Par ailleurs, faut-il souligner que Gérald Merceron s’est inspiré de la première page du roman pour la composition de sa chanson « Dòmi-lévé »[vii], le dernier tract figurant sur le disque d’Amos Coulanges, – exploit que Frank a salué dans un billet paru dans les colonnes du quotidien Le Nouvelliste. Il a voulu non seulement souligner l’enthousiasme de la démarche du compositeur d’enrichir le patrimoine culturel haïtien mais de plus lui rendre un hommage à la dimension de sa créativité en ce sens qu’il a « su rendre sur le plan musical, le climat de tension émotionnelle de l’ouverture de s[m]on roman »[viii] et aussi au talent du guitariste Amos Coulanges.
Dezafi est une œuvre dense, monumentale et d'une grande valeur esthétique, pleine de procédés littéraires qui va au-delà d’un simple récit de vie d’un personnage pour mettre plutôt en exergue des faits de société de la plus haute importance. Sa complexité sur les plans formel, linguistique et esthétique en fait, à l’époque de sa parution, une œuvre d’envergure et d’une grande modernité. À travers son personnage central, Klodonis, c’est l’image du pays ou plutôt du peuple haïtien zombifié, inconscient et maintenu dans l’indolence par Duvalier, usant le vodou comme moyen détourné de la soumission, qu’évoque Frankétienne dans ce grand chant qui fait côtoyer le rural et l’urbain, le populaire et le prolétaire. Sans oublier que le roman a une portée révolutionnaire qui se manifeste dans l’action libératrice du héros via le symbolisme du sel qui, comme l’eau, est un élément vivificateur. Appel à la lutte et la révolte, éclaireur de conscience, il fait aussi figure d’un texte prémonitoire dans sa manière de signifier la libération d’Haïti du joug de la dictature.
L’équipe de LEGS ÉDITION s’incline devant sa dépouille et le remercie de ce legs offert à son pays, à la communauté littéraire éplorée par son départ et à l’humanité toute entière.
Dieulermesson Petit Frère
LEGS ÉDITION
Notes :
[i] Cf. Charles Baudelaire, Les fleurs du mal, Paris, Poulet-Malassy et De Broise, 1857, p. 102.
[ii] Jean-Euphèle Milcé, L’alphabet des nuits, Orge, Bernard Campiche Éditeur, 2000, p. 145.
[iii] Maximilien Laroche, « Dezafi de Frankétienne, un tournant de la littérature haïtienne », Conjonction no 131, novembre 1976, p. 109.
[iv] Frankétienne, Dezafi, Port-au-Prince, Fardin, 1975, p. 11.
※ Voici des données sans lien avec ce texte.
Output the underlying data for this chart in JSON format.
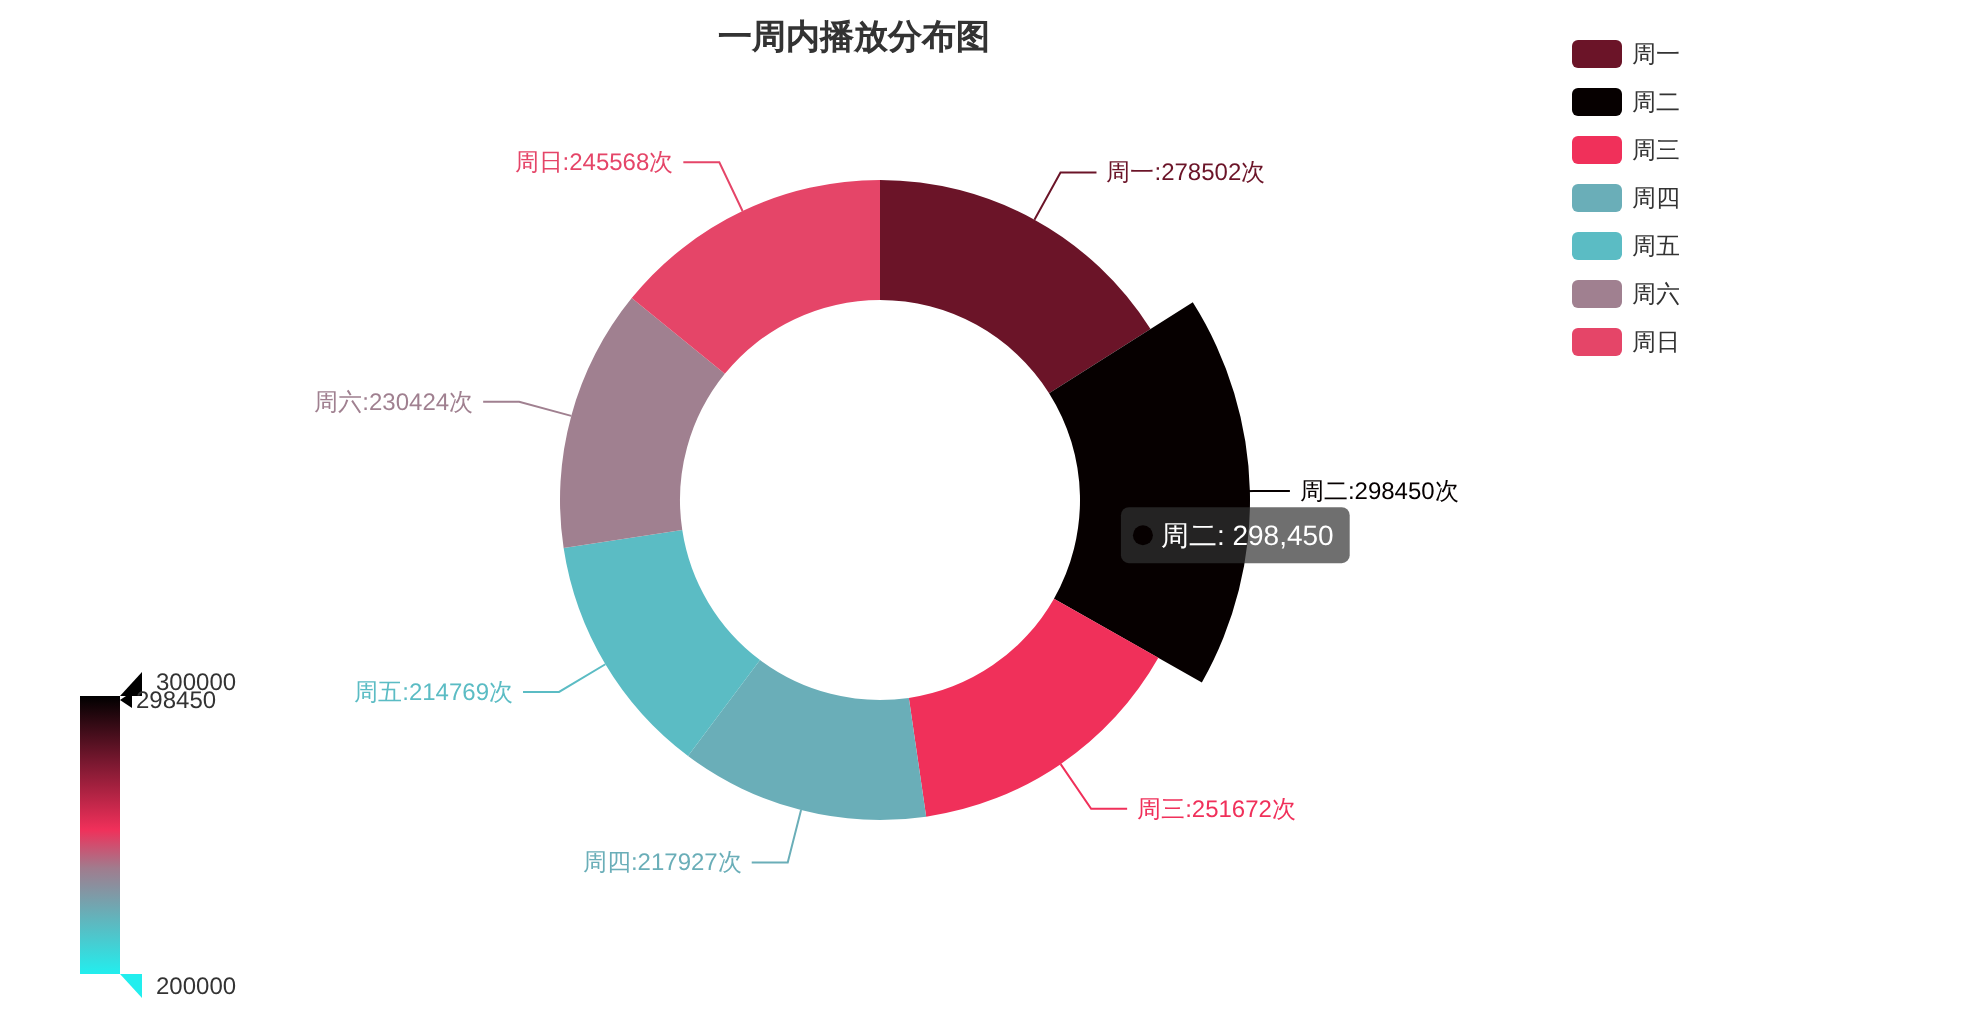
{
  "chart_data": {
    "type": "donut",
    "title": "一周内播放分布图",
    "categories": [
      "周一",
      "周二",
      "周三",
      "周四",
      "周五",
      "周六",
      "周日"
    ],
    "values": [
      278502,
      298450,
      251672,
      217927,
      214769,
      230424,
      245568
    ],
    "colors": [
      "#6b1428",
      "#060000",
      "#f0305a",
      "#6aaeb8",
      "#5bbcc4",
      "#a08090",
      "#e54568"
    ],
    "value_labels": [
      "周一:278502次",
      "周二:298450次",
      "周三:251672次",
      "周四:217927次",
      "周五:214769次",
      "周六:230424次",
      "周日:245568次"
    ],
    "legend": "top right",
    "annotations": [
      {
        "text": "周二: 298,450",
        "x": "周二"
      },
      "300000",
      "298450",
      "200000"
    ]
  }
}
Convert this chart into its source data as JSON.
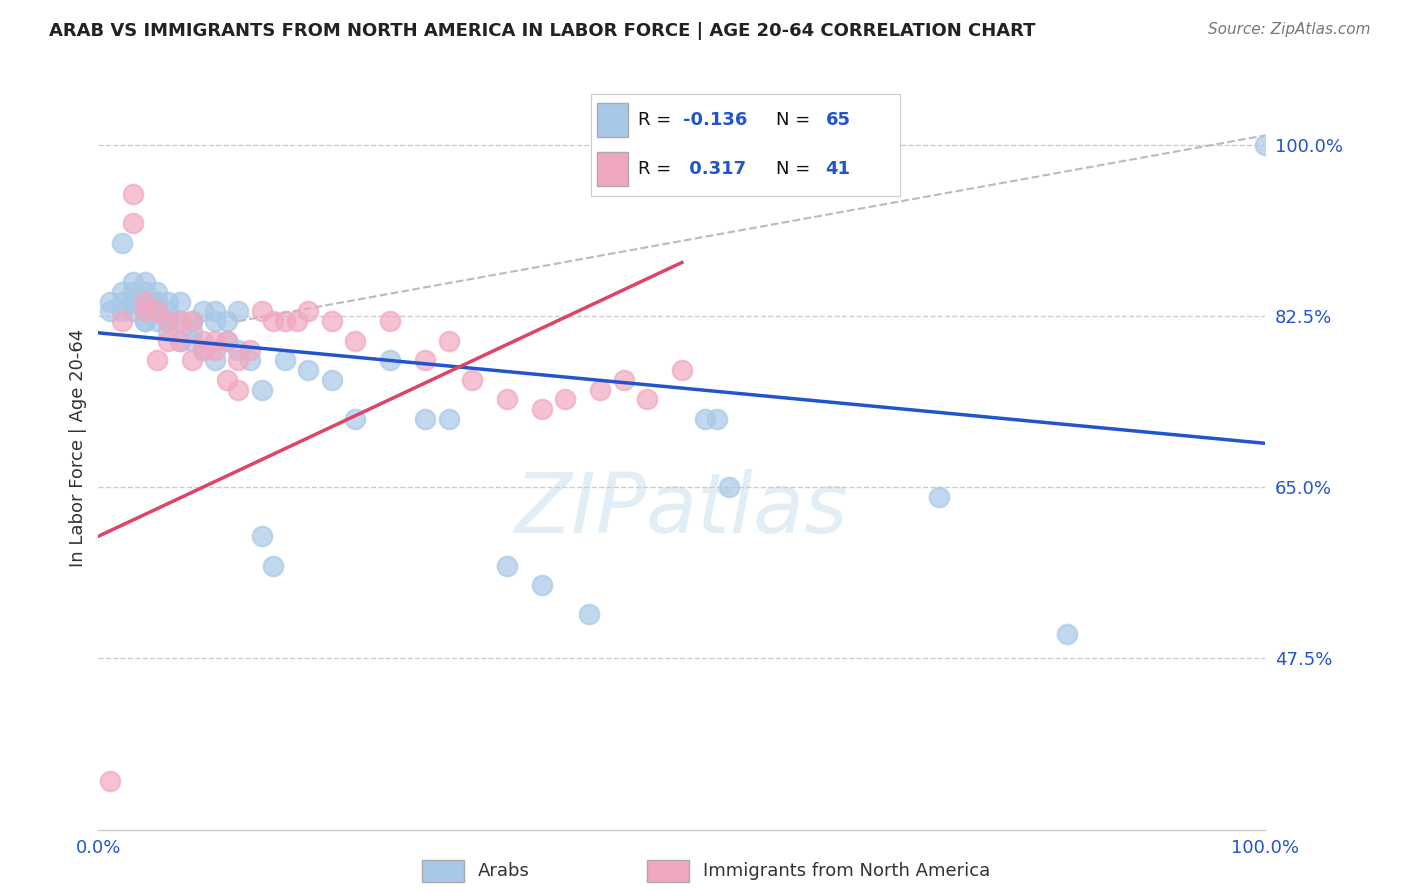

[v] [notre traduction] Cf. Jean Jonassaint, « On the English Translation of Dezafi », Frankétienne, Dezafi, A Novel translated by Asselin Charles, Charlottesville & London, University of Virginia Press, 2018, p. 178. […a text that is a much more poetic and more profoundly rooted in popular Haitian narrative traditions and the poetics of the language].
[vi] [notre traduction] Cf. Asselin Charles, « Introduction », Frankétienne, Dezafi, A Novel translated by Asselin Charles, Charlottesville & London, University of Virginia Press, 2018, p. xi. […perhaps the most important in the franketienne canon for its historical significance as the first published novel un Haitien Kreyol, on the one hand, and for its conceptual and stylistic originality, on the other].
[vii] Cf. Amos Coulanges, « Dòmi-lévé » figure sur la face B du disque Musique Haïtienne pour guitare (33 tours) d’Amos Coulanges réalisé sous le label de TAMTAM RECORDS en 1976, et sur la face A de son disque Cousin (45 tours) réalisé sous le label de G.M. RECORDS la même année.